Hi,
I am attempting to analyse some small RNA sequencing data produced using an Illumina TruSeq Small RNA Library Preparation Kit. The RNA was isolated from sheep serum. Pre-sequencing QC was fine and post sequencing looked good too - apart from unusual sequence length distribution. We were mostly expecting miRNAs and so peaks at ~20-25nt but instead we have peaks at 44bp and 60-62bp:
Additionally when the tool miRDeep2 was used to map these to the Ovis aries genome, we are getting extremely low mapping rates (sub .1%). I also tried blasting some of the sequences and was getting no results. Is this kind of sequence length distribution telling of any particular issue? We thought it may have been poor trimming but there appears to be no adapter contamination. Any advice is much appreciated!
Many thanks, CW.
Hello,
does this kit includes enrichment steps and adds unique molecular identifier (UMI) to the fragments or something similar?
Hi Olli,
We didn't use the kit ourselves it was undertaken by the university core genomics unit but I don't believe there was UMI added - I will ask the core genomics unit to confirm if this was the case.

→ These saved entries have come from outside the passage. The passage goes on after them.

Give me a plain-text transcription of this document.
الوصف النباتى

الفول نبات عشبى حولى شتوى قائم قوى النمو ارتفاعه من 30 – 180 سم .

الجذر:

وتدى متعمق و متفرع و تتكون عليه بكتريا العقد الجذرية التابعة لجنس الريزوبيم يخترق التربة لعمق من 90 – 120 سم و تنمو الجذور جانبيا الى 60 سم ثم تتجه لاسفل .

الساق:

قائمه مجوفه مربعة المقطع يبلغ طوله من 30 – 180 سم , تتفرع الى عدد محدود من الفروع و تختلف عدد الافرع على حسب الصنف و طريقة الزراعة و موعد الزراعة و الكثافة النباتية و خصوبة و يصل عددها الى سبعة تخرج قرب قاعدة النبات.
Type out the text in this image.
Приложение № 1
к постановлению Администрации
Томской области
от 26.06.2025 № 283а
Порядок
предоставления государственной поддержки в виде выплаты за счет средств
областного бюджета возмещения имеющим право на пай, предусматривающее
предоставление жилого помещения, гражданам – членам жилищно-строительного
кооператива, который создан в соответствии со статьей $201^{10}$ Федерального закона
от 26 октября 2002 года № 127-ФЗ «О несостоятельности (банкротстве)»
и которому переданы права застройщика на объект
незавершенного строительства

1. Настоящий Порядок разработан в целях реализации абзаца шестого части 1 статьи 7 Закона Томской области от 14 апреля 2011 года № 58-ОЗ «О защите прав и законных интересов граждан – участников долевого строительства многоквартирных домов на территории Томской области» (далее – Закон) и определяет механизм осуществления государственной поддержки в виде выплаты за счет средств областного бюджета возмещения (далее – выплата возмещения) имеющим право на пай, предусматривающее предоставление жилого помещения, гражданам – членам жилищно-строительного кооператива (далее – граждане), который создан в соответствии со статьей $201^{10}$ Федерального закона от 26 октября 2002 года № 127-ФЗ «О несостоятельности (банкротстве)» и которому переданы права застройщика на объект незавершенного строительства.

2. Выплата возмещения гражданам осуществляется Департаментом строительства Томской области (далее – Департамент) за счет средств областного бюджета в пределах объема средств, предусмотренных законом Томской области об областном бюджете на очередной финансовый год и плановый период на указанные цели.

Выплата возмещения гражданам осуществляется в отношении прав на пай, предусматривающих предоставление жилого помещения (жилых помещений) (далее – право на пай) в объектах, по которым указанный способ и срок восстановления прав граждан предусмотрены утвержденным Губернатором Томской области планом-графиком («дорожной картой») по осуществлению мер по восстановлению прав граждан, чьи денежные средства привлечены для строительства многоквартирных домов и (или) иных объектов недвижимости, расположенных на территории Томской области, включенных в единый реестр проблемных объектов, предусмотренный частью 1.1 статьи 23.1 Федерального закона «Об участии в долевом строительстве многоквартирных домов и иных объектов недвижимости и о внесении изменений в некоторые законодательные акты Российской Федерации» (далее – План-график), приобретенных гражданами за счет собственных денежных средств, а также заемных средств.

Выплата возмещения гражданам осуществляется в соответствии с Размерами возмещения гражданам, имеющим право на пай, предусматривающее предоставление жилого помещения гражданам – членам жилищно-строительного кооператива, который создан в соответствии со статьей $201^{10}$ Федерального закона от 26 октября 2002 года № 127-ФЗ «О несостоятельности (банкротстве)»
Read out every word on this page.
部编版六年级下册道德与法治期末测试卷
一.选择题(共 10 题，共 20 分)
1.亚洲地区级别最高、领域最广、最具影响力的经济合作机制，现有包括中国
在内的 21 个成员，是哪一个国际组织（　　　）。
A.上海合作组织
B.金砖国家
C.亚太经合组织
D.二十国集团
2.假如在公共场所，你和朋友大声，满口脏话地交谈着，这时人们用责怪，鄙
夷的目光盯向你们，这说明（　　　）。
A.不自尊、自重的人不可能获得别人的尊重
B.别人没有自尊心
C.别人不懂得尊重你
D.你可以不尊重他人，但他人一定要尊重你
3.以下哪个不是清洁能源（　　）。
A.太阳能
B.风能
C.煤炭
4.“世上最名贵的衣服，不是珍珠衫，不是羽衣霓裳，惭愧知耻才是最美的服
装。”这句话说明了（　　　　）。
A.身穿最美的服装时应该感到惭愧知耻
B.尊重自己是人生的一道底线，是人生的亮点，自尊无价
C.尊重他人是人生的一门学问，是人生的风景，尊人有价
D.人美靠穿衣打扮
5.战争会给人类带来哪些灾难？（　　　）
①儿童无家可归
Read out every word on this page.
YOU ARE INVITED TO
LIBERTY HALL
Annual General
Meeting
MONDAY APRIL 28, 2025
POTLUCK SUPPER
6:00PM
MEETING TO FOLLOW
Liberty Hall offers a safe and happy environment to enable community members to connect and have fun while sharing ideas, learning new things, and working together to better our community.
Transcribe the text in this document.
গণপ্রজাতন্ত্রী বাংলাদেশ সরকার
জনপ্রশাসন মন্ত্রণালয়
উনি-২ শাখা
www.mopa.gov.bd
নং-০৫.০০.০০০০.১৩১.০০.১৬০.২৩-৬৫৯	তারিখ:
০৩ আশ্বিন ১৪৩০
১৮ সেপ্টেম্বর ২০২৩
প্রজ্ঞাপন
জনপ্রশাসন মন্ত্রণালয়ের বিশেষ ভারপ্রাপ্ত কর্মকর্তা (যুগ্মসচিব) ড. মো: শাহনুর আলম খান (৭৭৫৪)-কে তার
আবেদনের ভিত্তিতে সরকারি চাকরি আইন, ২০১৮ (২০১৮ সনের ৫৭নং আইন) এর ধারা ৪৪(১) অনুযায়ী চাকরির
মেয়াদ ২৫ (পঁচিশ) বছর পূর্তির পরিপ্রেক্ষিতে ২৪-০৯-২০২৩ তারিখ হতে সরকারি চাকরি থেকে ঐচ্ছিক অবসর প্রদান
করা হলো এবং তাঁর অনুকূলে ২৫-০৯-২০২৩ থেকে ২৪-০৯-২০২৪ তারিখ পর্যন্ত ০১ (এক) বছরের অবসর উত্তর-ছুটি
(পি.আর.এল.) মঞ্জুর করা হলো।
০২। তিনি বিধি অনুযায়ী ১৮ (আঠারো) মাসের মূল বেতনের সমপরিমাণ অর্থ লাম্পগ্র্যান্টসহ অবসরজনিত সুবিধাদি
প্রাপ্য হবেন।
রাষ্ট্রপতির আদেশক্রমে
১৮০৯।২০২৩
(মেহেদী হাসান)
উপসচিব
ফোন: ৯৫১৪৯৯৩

Did you look for presence of specific small RNA adapter sequence for TrueSeq kit (
TGGAATTCTCGGGTGCCAAGG
) first? Any reads that do not have this adapter are likely not useful/usable. Once you find the reads that contain this sequence you will need to trim the adapters and then use the remaining read to align using an ungapped alignment.Did you resolve your problem? I have this profile and I don't know if le length corresponds to miRNA + the sequence adapter. Does anybody knows?
Answer is probably. Check which kit was used for the library prep and then trim the data.